Havalar soğumaya ve yavaş yavaş eve çekilmeye başlamışken, ister istemez kendi içimize dönüyoruz. Evde kendimizle daha çok vakit geçirmeye başladığımızda, bazı şeyleri fark etmeye başlıyoruz. Ev içerisinde iletişimimizin ne kadar az olduğu ve kendimizi ne kadar görmezden geldiğimiz; ilk gözümüze çarpanlar olabilir. Ancak tüm bunların dışında daha önemli bir detay var: çalışmadığımız zamanlarda ne yapacağımızı da bilemiyoruz.

Günlük rutinlerimiz içerisinde sürekli olarak koşturma içerisindeyiz. Bu rutinler ve koşturmacalar bizleri oyalıyor gibi görünüyor. Havalar soğumaya başlayınca da dışarıdan daha çok ev içerisinde zaman geçirmeye başlıyoruz. Hal böyle olunca da ev içerisinde bizi oyalayacak bir şeye ihtiyaç duyuyoruz. Televizyon, telefon veya tabletler imdadımıza yetişiyor. Herhangi bir çaba harcamadan zaman bir şekilde geçiyor teknoloji sayesinde.

Şanslıysanız ev içerisinde sizi sevgi yumağı ile sarmalayan yakınlarınız vardır. Şanslı değilseniz kırıp dökülen ve birbirine zarar veren insanlarla birlikte olabilirsiniz. Aynı ev içerisinde yaşadığımız her birey ile tam anlamıyla iletişim kurup anlaşabiliyor muyuz gerçekten? Ev dediğimiz, yuva dediğimiz yer sevgi bulacağımız yer iken bazen sadece otel gibi kullandığımız yere dönüşüyor.
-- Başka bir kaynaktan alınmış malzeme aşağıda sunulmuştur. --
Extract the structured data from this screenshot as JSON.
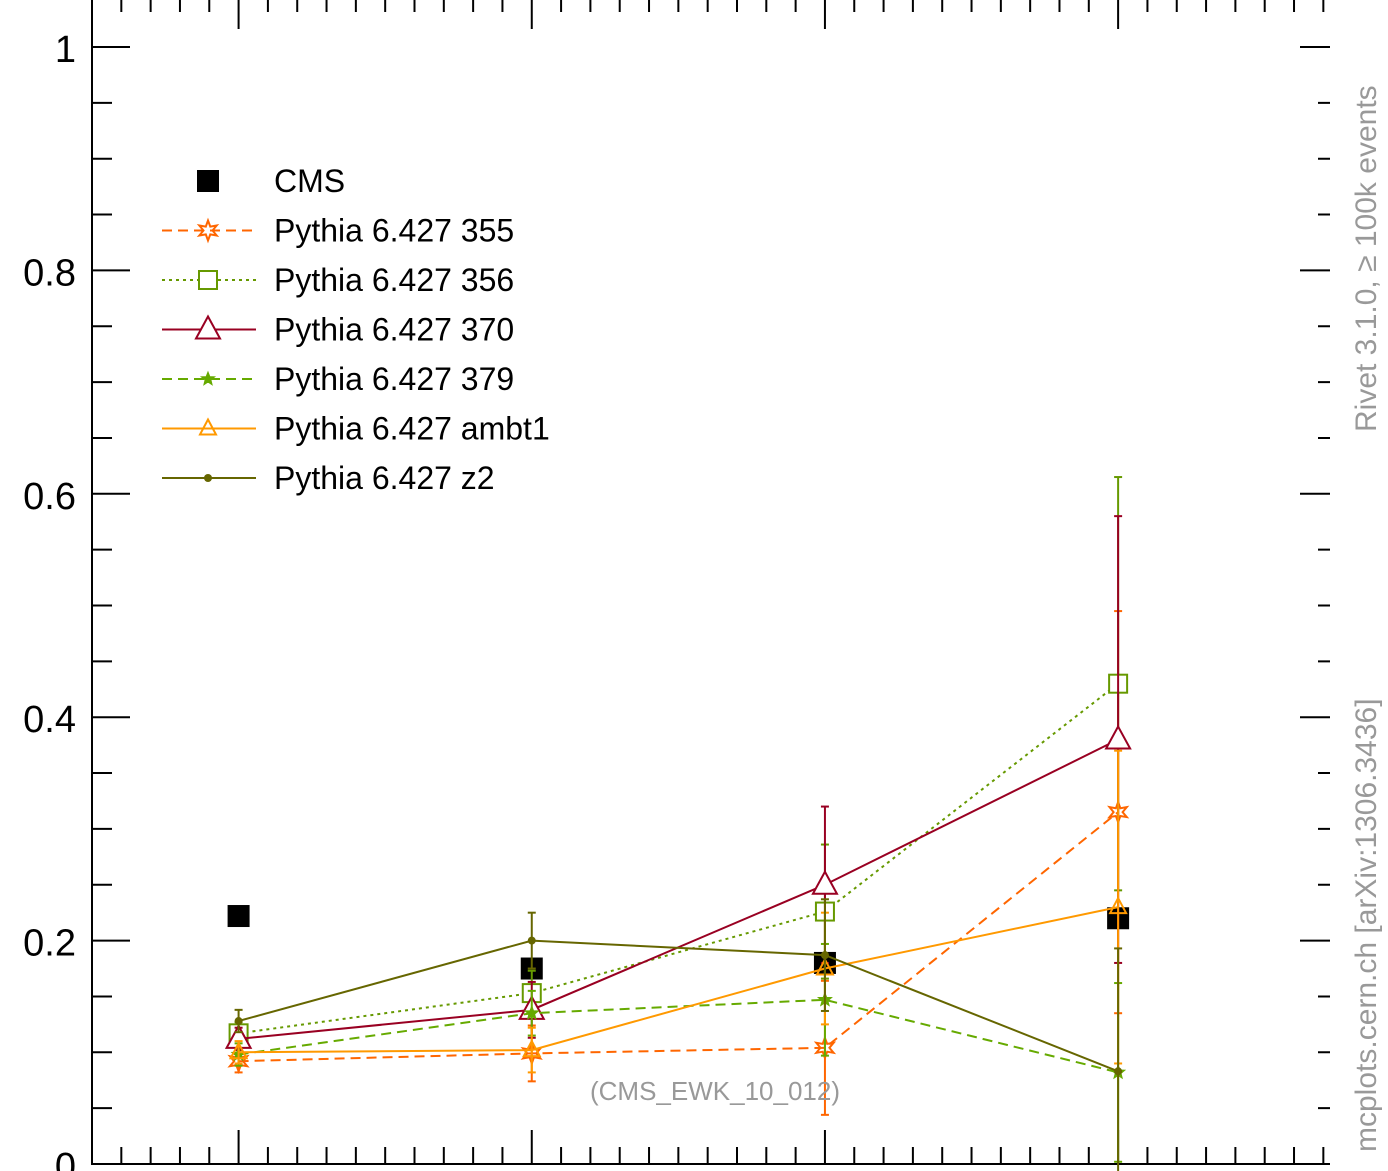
{
  "side_labels": {
    "rivet": "Rivet 3.1.0, ≥ 100k events",
    "mcplots": "mcplots.cern.ch [arXiv:1306.3436]"
  },
  "chart_data": {
    "type": "scatter",
    "title": "",
    "xlabel": "",
    "ylabel": "",
    "xlim": [
      0.5,
      4.75
    ],
    "ylim": [
      0,
      1.0
    ],
    "x": [
      1,
      2,
      3,
      4
    ],
    "y_ticks": [
      {
        "value": 0,
        "label": "0"
      },
      {
        "value": 0.2,
        "label": "0.2"
      },
      {
        "value": 0.4,
        "label": "0.4"
      },
      {
        "value": 0.6,
        "label": "0.6"
      },
      {
        "value": 0.8,
        "label": "0.8"
      },
      {
        "value": 1.0,
        "label": "1"
      }
    ],
    "annotation": "(CMS_EWK_10_012)",
    "legend_position": "top-left",
    "series": [
      {
        "name": "CMS",
        "color": "#000000",
        "marker": "filled-square",
        "line": "none",
        "values": [
          0.222,
          0.175,
          0.18,
          0.22
        ],
        "err": [
          0,
          0,
          0,
          0
        ]
      },
      {
        "name": "Pythia 6.427 355",
        "color": "#ff6600",
        "marker": "star",
        "line": "dashed",
        "values": [
          0.092,
          0.099,
          0.104,
          0.315
        ],
        "err": [
          0.01,
          0.025,
          0.06,
          0.18
        ]
      },
      {
        "name": "Pythia 6.427 356",
        "color": "#669900",
        "marker": "open-square",
        "line": "dotted",
        "values": [
          0.117,
          0.153,
          0.226,
          0.43
        ],
        "err": [
          0.01,
          0.02,
          0.06,
          0.185
        ]
      },
      {
        "name": "Pythia 6.427 370",
        "color": "#990022",
        "marker": "open-triangle-large",
        "line": "solid",
        "values": [
          0.112,
          0.138,
          0.25,
          0.38
        ],
        "err": [
          0.01,
          0.025,
          0.07,
          0.2
        ]
      },
      {
        "name": "Pythia 6.427 379",
        "color": "#66aa00",
        "marker": "star-small",
        "line": "dashed",
        "values": [
          0.098,
          0.135,
          0.147,
          0.082
        ],
        "err": [
          0.01,
          0.02,
          0.05,
          0.08
        ]
      },
      {
        "name": "Pythia 6.427 ambt1",
        "color": "#ff9900",
        "marker": "open-triangle",
        "line": "solid",
        "values": [
          0.1,
          0.102,
          0.175,
          0.23
        ],
        "err": [
          0.01,
          0.02,
          0.05,
          0.14
        ]
      },
      {
        "name": "Pythia 6.427 z2",
        "color": "#666600",
        "marker": "dot",
        "line": "solid",
        "values": [
          0.128,
          0.2,
          0.187,
          0.083
        ],
        "err": [
          0.01,
          0.025,
          0.05,
          0.11
        ]
      }
    ]
  }
}
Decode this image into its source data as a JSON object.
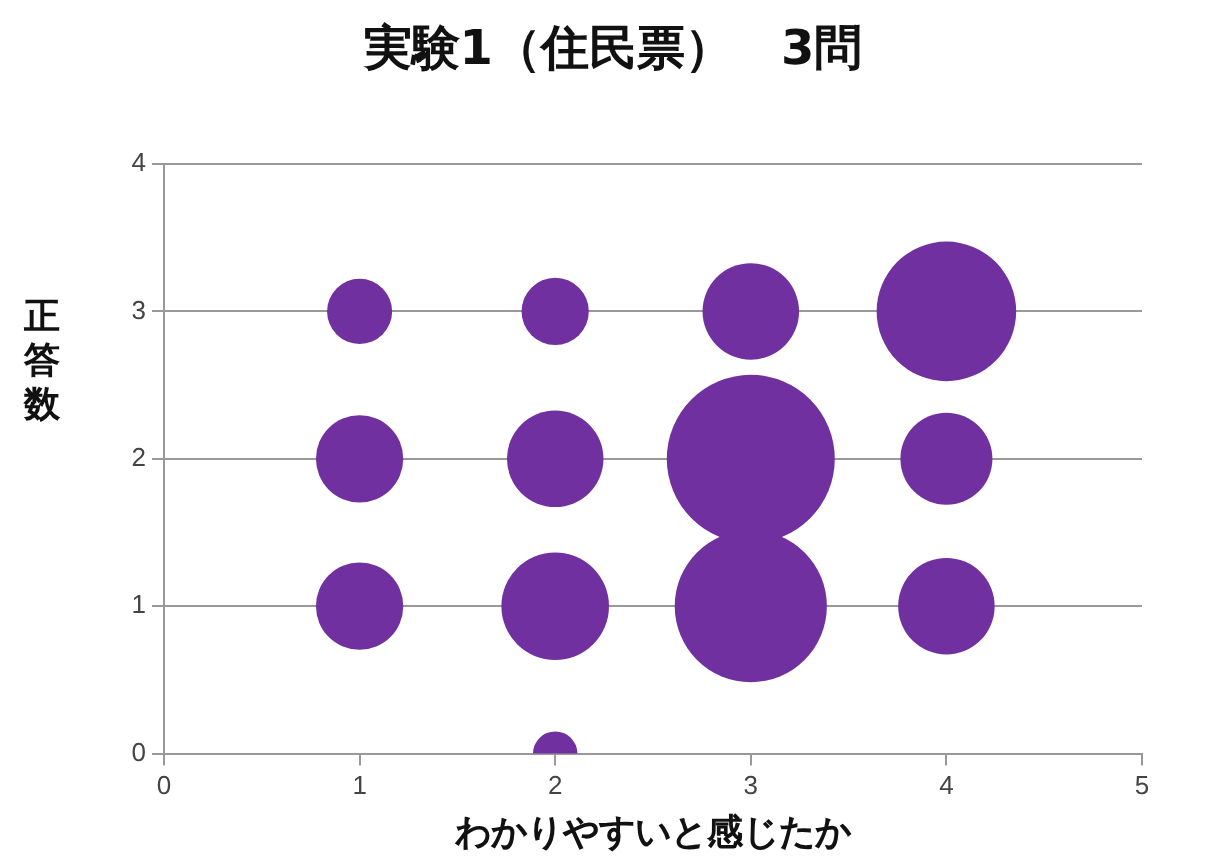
{
  "chart_data": {
    "type": "bubble",
    "title": "実験1（住民票）　3問",
    "xlabel": "わかりやすいと感じたか",
    "ylabel": "正答数",
    "x": [
      1,
      1,
      1,
      2,
      2,
      2,
      2,
      3,
      3,
      3,
      4,
      4,
      4
    ],
    "values": [
      3,
      2,
      1,
      3,
      2,
      1,
      0,
      3,
      2,
      1,
      3,
      2,
      1
    ],
    "sizes": [
      0.15,
      0.27,
      0.27,
      0.16,
      0.33,
      0.41,
      0.07,
      0.33,
      1,
      0.82,
      0.69,
      0.3,
      0.33
    ],
    "color": "#7030a0",
    "xlim": [
      0,
      5
    ],
    "xticks": [
      0,
      1,
      2,
      3,
      4,
      5
    ],
    "ylim": [
      0,
      4
    ],
    "yticks": [
      0,
      1,
      2,
      3,
      4
    ],
    "grid": "y",
    "legend": false
  }
}
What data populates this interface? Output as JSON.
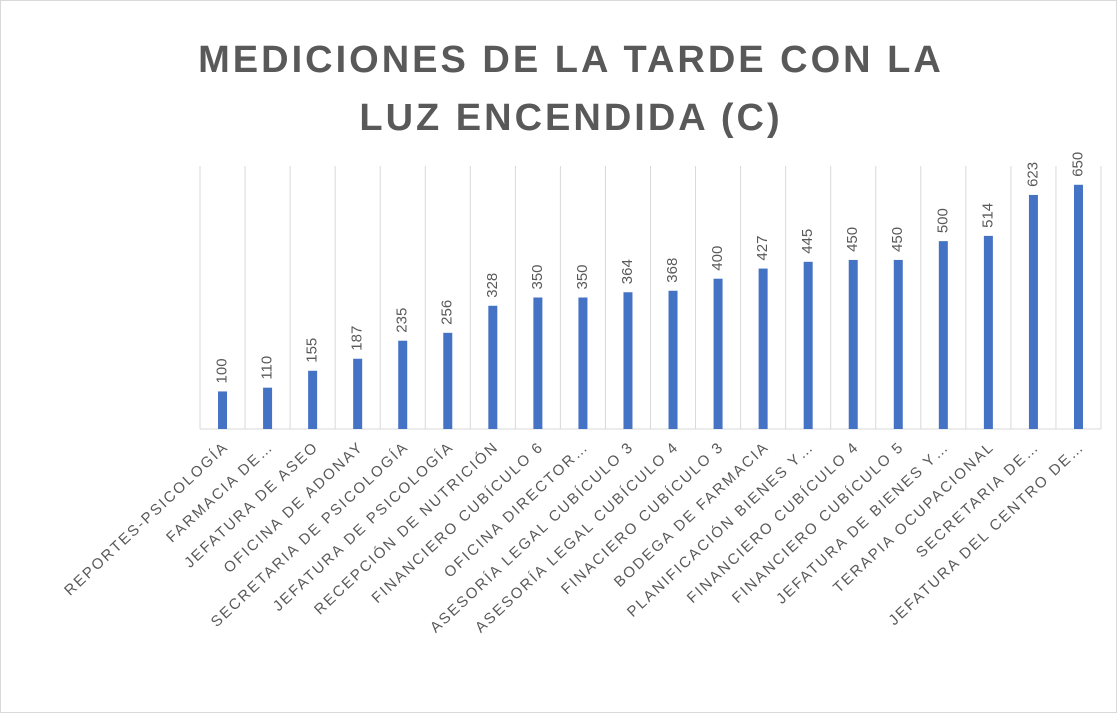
{
  "chart_data": {
    "type": "bar",
    "title": "MEDICIONES DE LA TARDE CON LA LUZ ENCENDIDA (C)",
    "categories": [
      "REPORTES-PSICOLOGÍA",
      "FARMACIA DE…",
      "JEFATURA DE ASEO",
      "OFICINA DE ADONAY",
      "SECRETARIA DE PSICOLOGÍA",
      "JEFATURA DE PSICOLOGÍA",
      "RECEPCIÓN DE NUTRICIÓN",
      "FINANCIERO CUBÍCULO 6",
      "OFICINA DIRECTOR…",
      "ASESORÍA LEGAL CUBÍCULO 3",
      "ASESORÍA LEGAL CUBÍCULO 4",
      "FINACIERO CUBÍCULO 3",
      "BODEGA DE FARMACIA",
      "PLANIFICACIÓN BIENES Y…",
      "FINANCIERO CUBÍCULO 4",
      "FINANCIERO CUBÍCULO 5",
      "JEFATURA DE BIENES Y…",
      "TERAPIA OCUPACIONAL",
      "SECRETARIA DE…",
      "JEFATURA DEL CENTRO DE…"
    ],
    "values": [
      100,
      110,
      155,
      187,
      235,
      256,
      328,
      350,
      350,
      364,
      368,
      400,
      427,
      445,
      450,
      450,
      500,
      514,
      623,
      650
    ],
    "color": "#4472c4",
    "ylim": [
      0,
      700
    ],
    "grid": true
  }
}
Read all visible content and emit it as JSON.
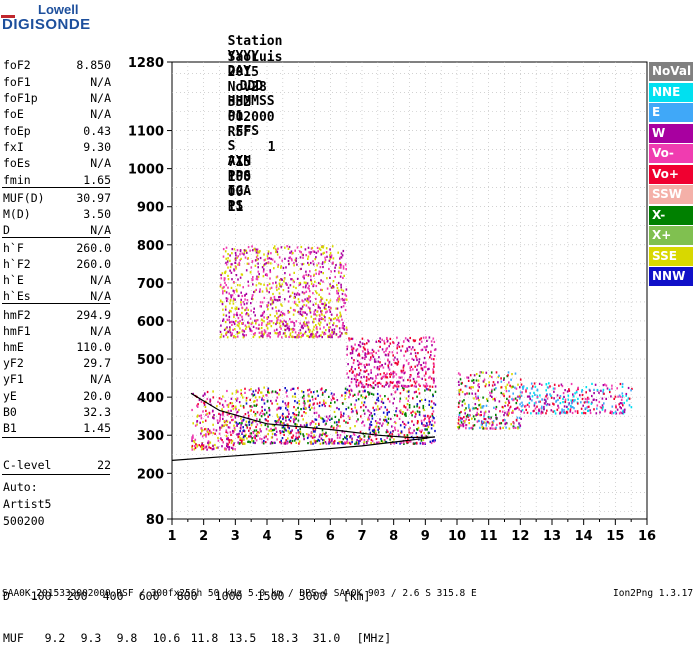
{
  "logo": {
    "top": "Lowell",
    "bottom": "DIGISONDE"
  },
  "header": {
    "labels": [
      "Station",
      "YYYY",
      "DAY",
      "DDD",
      "HHMMSS",
      "P1",
      "FFS",
      "S",
      "AXN",
      "PPS",
      "IGA",
      "PS"
    ],
    "values": [
      "SaoLuis",
      "2015",
      "Nov28",
      "332",
      "002000",
      "RSF",
      "1",
      "715",
      "100",
      "00-",
      "11"
    ]
  },
  "parameters": [
    {
      "name": "foF2",
      "value": "8.850"
    },
    {
      "name": "foF1",
      "value": "N/A"
    },
    {
      "name": "foF1p",
      "value": "N/A"
    },
    {
      "name": "foE",
      "value": "N/A"
    },
    {
      "name": "foEp",
      "value": "0.43"
    },
    {
      "name": "fxI",
      "value": "9.30"
    },
    {
      "name": "foEs",
      "value": "N/A"
    },
    {
      "name": "fmin",
      "value": "1.65"
    },
    {
      "name": "MUF(D)",
      "value": "30.97"
    },
    {
      "name": "M(D)",
      "value": "3.50"
    },
    {
      "name": "D",
      "value": "N/A"
    },
    {
      "name": "h`F",
      "value": "260.0"
    },
    {
      "name": "h`F2",
      "value": "260.0"
    },
    {
      "name": "h`E",
      "value": "N/A"
    },
    {
      "name": "h`Es",
      "value": "N/A"
    },
    {
      "name": "hmF2",
      "value": "294.9"
    },
    {
      "name": "hmF1",
      "value": "N/A"
    },
    {
      "name": "hmE",
      "value": "110.0"
    },
    {
      "name": "yF2",
      "value": "29.7"
    },
    {
      "name": "yF1",
      "value": "N/A"
    },
    {
      "name": "yE",
      "value": "20.0"
    },
    {
      "name": "B0",
      "value": "32.3"
    },
    {
      "name": "B1",
      "value": "1.45"
    }
  ],
  "c_level": {
    "name": "C-level",
    "value": "22"
  },
  "auto": [
    "Auto:",
    "Artist5",
    "500200"
  ],
  "legend": [
    {
      "label": "NoVal",
      "color": "#808080"
    },
    {
      "label": "NNE",
      "color": "#00e0f0"
    },
    {
      "label": "E",
      "color": "#40a8f8"
    },
    {
      "label": "W",
      "color": "#a800a0"
    },
    {
      "label": "Vo-",
      "color": "#f03cb0"
    },
    {
      "label": "Vo+",
      "color": "#f00030"
    },
    {
      "label": "SSW",
      "color": "#f4b0a8"
    },
    {
      "label": "X-",
      "color": "#008000"
    },
    {
      "label": "X+",
      "color": "#80c050"
    },
    {
      "label": "SSE",
      "color": "#d8d800"
    },
    {
      "label": "NNW",
      "color": "#1010c8"
    }
  ],
  "muf_table": {
    "d_label": "D",
    "d_values": [
      "100",
      "200",
      "400",
      "600",
      "800",
      "1000",
      "1500",
      "3000",
      "[km]"
    ],
    "muf_label": "MUF",
    "muf_values": [
      "9.2",
      "9.3",
      "9.8",
      "10.6",
      "11.8",
      "13.5",
      "18.3",
      "31.0",
      "[MHz]"
    ]
  },
  "footer": {
    "left": "SAA0K_2015332002000.RSF / 300fx256h 50 kHz 5.0 km / DPS-4 SAA0K 903 / 2.6 S 315.8 E",
    "right": "Ion2Png 1.3.17"
  },
  "chart_data": {
    "type": "scatter",
    "title": "",
    "xlabel": "",
    "ylabel": "",
    "xlim": [
      1,
      16
    ],
    "ylim": [
      80,
      1280
    ],
    "x_ticks": [
      1,
      2,
      3,
      4,
      5,
      6,
      7,
      8,
      9,
      10,
      11,
      12,
      13,
      14,
      15,
      16
    ],
    "y_ticks": [
      80,
      200,
      300,
      400,
      500,
      600,
      700,
      800,
      900,
      1000,
      1100,
      1280
    ],
    "grid": true,
    "echo_clusters": [
      {
        "x_range": [
          1.6,
          3.0
        ],
        "h_range": [
          265,
          420
        ],
        "colors": [
          "#f00030",
          "#f03cb0",
          "#a800a0",
          "#d8d800"
        ]
      },
      {
        "x_range": [
          2.5,
          6.5
        ],
        "h_range": [
          560,
          800
        ],
        "colors": [
          "#d8d800",
          "#a800a0",
          "#f03cb0"
        ]
      },
      {
        "x_range": [
          3.0,
          9.3
        ],
        "h_range": [
          280,
          430
        ],
        "colors": [
          "#f00030",
          "#f03cb0",
          "#a800a0",
          "#d8d800",
          "#008000",
          "#1010c8"
        ]
      },
      {
        "x_range": [
          6.5,
          9.3
        ],
        "h_range": [
          430,
          560
        ],
        "colors": [
          "#f00030",
          "#f03cb0",
          "#a800a0"
        ]
      },
      {
        "x_range": [
          10.0,
          12.0
        ],
        "h_range": [
          320,
          470
        ],
        "colors": [
          "#f00030",
          "#f03cb0",
          "#40a8f8",
          "#008000",
          "#d8d800",
          "#a800a0"
        ]
      },
      {
        "x_range": [
          12.0,
          15.5
        ],
        "h_range": [
          360,
          440
        ],
        "colors": [
          "#40a8f8",
          "#a800a0",
          "#f03cb0",
          "#00e0f0",
          "#f00030"
        ]
      }
    ],
    "fitted_profile": {
      "x": [
        1.0,
        3.0,
        5.0,
        7.0,
        8.0,
        9.0,
        9.3
      ],
      "y": [
        234,
        246,
        258,
        272,
        282,
        292,
        296
      ]
    },
    "ordinary_trace": {
      "x": [
        1.6,
        2.5,
        4.0,
        6.0,
        7.5,
        8.5,
        9.3
      ],
      "y": [
        410,
        365,
        330,
        315,
        300,
        294,
        295
      ]
    }
  }
}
Sesli bir konuşma olmasa da sürekli devam eden bir sessizlik içerisinde kendimize dönüyoruz. Kendimize döndüğümüzde de gördüğümüz ilk şey kusurlarımız oluyor. Eksik hissettiğimiz noktalar gözümüze çarpıyor. Olumsuz duygular, olumsuz düşünceler etrafında kendimizi yeniden tanımaya çalışıyoruz. Bu süreç duygusal anlamda iniş çıkışlar yaşadığımız bir döneme de işaret ediyor.

Havaların soğumasının depresyon, tükenmişlik hissi veya olumsuz duygudurum süreçleri ile dolaylı yoldan bir ilgisi olduğu söylenebilir. Bu nedenle tam da şimdi en yakınlarımızla yeniden bağ kurmaya ihtiyacımız var. Aksi takdirde kırıp döktüğümüz her hayat kayıp giden bir yıldız gibi kendisiyle boğuşacaktır. Onların yanında olmaya ve onları fark etmeye ihtiyacımız var. Özellikle gençler arasında intihar girişimi eylemlerinin arttığı son günlerde onlara daha yakın olmak ve onlarla bağ kurabilmek her zamandan daha kıymetli. Yoksa bugün kırıp döktüğümüz bir hayat, yarın karşımıza istemediğimiz bir olayla çıkabilir. Ne dersiniz, aynı ev içerisinde yaşadığımız insanları yeniden tanımak ve onları korumak için mükemmel bir fırsatımız var. Bunu iyi değerlendirelim mi?